To reduce a 450-page brain-rattler into a few sentences, Mulligan Stew presents one Anthony Lamont, self-proclaimed avant-garde novelist, working at his new thing, an “Ur”- or “Sur”-fiction, an experimental mystery, which he believes will finally rescue him from literary obscurity and shine forth his genius into the world, with all such rewards as comes with a shining forth of genius into the world. The problem is that he is a laughably terrible writer, and oh yes he’s definitely going insane. He is also dealing with a number of let’s say “strained” personal relationships, which are presented by letters inserted between chapters of his ridiculous novel (sometimes titled “Guinea Red”, sometimes “Crocodile Tears”), excerpts from his notebook, and from his scrapbook of found items that eventually begin to display his full-on paranoid delusions. The main characters of his new work, Martin Halpin and Ned Beaumont, realize early on that they are in a real piece of dreck (Halpin once being employed by such a “gentleman” as James Joyce, and Beaumont from the hard-boiled detective novels of Dashiell Hammett), and discover that through Lamont’s use of flashback as the structure of his novel, imaginative space-time has been ripped and they can move about on their own as sentient, liberated beings. As they try to find a way to escape their degrading current employment, Halpin keeps a journal, in which he comments on the absurd awfulness of “Guinea Red/Crocodile Tears” and what he is made to endure as a character thereof, and of his and Beaumont’s explorations in this literary imaginary space, populated by other characters who have fled their own employment in bad novels.

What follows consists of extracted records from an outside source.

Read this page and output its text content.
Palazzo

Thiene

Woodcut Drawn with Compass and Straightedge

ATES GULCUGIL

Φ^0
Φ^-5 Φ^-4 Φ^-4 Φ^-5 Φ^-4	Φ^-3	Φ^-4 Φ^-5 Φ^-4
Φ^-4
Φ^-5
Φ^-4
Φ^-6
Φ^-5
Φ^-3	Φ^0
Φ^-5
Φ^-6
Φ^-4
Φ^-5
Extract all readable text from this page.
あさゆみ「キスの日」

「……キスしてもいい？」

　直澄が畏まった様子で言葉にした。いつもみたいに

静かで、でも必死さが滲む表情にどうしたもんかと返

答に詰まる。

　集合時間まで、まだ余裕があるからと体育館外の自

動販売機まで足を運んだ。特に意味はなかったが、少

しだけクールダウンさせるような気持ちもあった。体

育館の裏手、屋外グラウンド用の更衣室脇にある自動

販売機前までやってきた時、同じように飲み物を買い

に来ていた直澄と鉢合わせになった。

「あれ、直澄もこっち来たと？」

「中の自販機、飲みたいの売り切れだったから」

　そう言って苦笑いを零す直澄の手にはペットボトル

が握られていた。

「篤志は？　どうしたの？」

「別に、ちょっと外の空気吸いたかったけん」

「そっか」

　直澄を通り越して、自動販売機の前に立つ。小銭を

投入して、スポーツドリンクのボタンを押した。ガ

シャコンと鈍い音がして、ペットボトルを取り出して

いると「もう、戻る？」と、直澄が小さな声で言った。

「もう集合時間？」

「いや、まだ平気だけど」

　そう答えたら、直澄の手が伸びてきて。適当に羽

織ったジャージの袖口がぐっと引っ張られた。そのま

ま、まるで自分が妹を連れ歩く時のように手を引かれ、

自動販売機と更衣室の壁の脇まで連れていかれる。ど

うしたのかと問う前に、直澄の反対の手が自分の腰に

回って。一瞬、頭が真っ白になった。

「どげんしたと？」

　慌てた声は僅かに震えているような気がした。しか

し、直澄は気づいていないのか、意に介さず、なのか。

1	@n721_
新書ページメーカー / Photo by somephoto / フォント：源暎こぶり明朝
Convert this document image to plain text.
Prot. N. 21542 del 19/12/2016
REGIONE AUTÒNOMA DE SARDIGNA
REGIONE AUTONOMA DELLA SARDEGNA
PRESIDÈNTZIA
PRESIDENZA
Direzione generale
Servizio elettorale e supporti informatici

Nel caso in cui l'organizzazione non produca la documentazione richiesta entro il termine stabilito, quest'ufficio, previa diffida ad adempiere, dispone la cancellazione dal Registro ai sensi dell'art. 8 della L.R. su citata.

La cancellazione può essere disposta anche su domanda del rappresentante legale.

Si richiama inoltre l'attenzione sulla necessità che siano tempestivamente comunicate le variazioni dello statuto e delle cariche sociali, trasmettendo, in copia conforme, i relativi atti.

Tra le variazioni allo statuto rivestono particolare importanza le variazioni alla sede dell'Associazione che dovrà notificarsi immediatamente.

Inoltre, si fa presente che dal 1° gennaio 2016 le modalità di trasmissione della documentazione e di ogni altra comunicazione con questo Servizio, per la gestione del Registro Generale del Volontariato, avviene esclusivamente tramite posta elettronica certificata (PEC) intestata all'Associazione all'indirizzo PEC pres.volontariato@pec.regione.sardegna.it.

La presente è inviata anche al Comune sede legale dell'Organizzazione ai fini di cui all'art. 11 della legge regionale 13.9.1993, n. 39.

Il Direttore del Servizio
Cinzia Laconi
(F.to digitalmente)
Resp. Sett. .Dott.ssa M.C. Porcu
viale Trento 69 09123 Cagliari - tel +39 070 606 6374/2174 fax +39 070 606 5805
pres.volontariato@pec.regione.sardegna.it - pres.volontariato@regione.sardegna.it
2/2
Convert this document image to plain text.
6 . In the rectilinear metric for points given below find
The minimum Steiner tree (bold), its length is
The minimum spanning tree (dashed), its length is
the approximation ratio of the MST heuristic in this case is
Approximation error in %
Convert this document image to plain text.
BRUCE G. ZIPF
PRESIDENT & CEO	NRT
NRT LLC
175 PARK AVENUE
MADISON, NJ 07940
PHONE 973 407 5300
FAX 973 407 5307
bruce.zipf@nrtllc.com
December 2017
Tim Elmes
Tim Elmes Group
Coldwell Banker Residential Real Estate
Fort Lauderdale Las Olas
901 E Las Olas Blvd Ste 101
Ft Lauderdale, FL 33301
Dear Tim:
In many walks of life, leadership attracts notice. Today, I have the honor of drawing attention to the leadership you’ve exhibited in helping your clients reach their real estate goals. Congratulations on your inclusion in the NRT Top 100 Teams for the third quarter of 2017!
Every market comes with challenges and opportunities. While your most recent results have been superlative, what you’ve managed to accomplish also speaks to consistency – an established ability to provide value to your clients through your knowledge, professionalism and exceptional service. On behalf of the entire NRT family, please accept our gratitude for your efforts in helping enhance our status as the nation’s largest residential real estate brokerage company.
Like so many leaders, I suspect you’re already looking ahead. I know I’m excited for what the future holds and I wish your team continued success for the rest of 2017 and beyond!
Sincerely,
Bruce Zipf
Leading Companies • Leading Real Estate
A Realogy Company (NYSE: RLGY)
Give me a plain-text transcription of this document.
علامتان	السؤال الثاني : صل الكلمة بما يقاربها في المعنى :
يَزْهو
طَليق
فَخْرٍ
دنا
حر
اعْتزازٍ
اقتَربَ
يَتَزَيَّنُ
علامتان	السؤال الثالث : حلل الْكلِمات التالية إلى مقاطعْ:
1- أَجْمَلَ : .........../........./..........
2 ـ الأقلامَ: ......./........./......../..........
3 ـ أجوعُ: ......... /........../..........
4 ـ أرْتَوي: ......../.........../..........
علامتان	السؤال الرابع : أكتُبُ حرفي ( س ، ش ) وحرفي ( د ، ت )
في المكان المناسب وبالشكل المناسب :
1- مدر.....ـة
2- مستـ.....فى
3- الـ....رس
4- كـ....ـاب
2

This world of literary refugees provides Sorrentino with a platform for some wild and brilliant stuff; a scene involving three cowboys who discuss various degrading and ridiculous cliches they’ve had to perform at the service of hack authors stands as a classic among all the books I’ve read. One of the main things Mulligan Stew is doing is assaulting cliche, attacking lazy writing and lazy reading and lazy criticism, blasting the elevation of the mediocre and the proliferation of the dumbed-down or the derivative. But that isn’t all that’s going on here, and the very last page of the book, Emile Fion’s quote on Cezanne, affirms what is really the heart and soul of this book- that a work of art needs no other justification to exist than the sheer joy of the human imagination at play. What makes art infinite and full beyond the capacity of our annoyingly mortal selves is the absence of restrictions, the limitlessness that can so easily be achieved internally that can never be gone beyond externally, materially- that these 26 squiggly letters and 2 ligatures can be so arranged to evoke worlds on worlds on and on forever, and that whatever can be imagined actually does exist, only by the fact of its having been imagined.
One doesn’t need to know that Mulligan Stew takes its premise from At Swim-Two-Birds, or that Martin Halpin has his origins in a footnote in an obscure part of Finnegans Wake, or that “The Masque of Fungo” (a maniacally absurd play inserted in the middle of the Stew) is a parody of the Circe scene from Ulysses, or the many references to Nabokov (this book reminds me so much of Pale Fire), or any of the other countless literary Russian dolls. One must only leave oneself open to the occurrence of words. Which is why the many lists in this book, while halting the narrative and seemingly flipping the ol’ bird to the reader, that may seem excessive or even provocative parataxis, are actually just as entertaining as the rest of it. It’s the joy of watching Sorrentino at play in the fields of his own imagination, conjuring things, enjoying babble and nonsense along with high-minded literary analogies, it’s the child and adult coexisting, the low and the high communicating, the language roaming about its own wildernesses.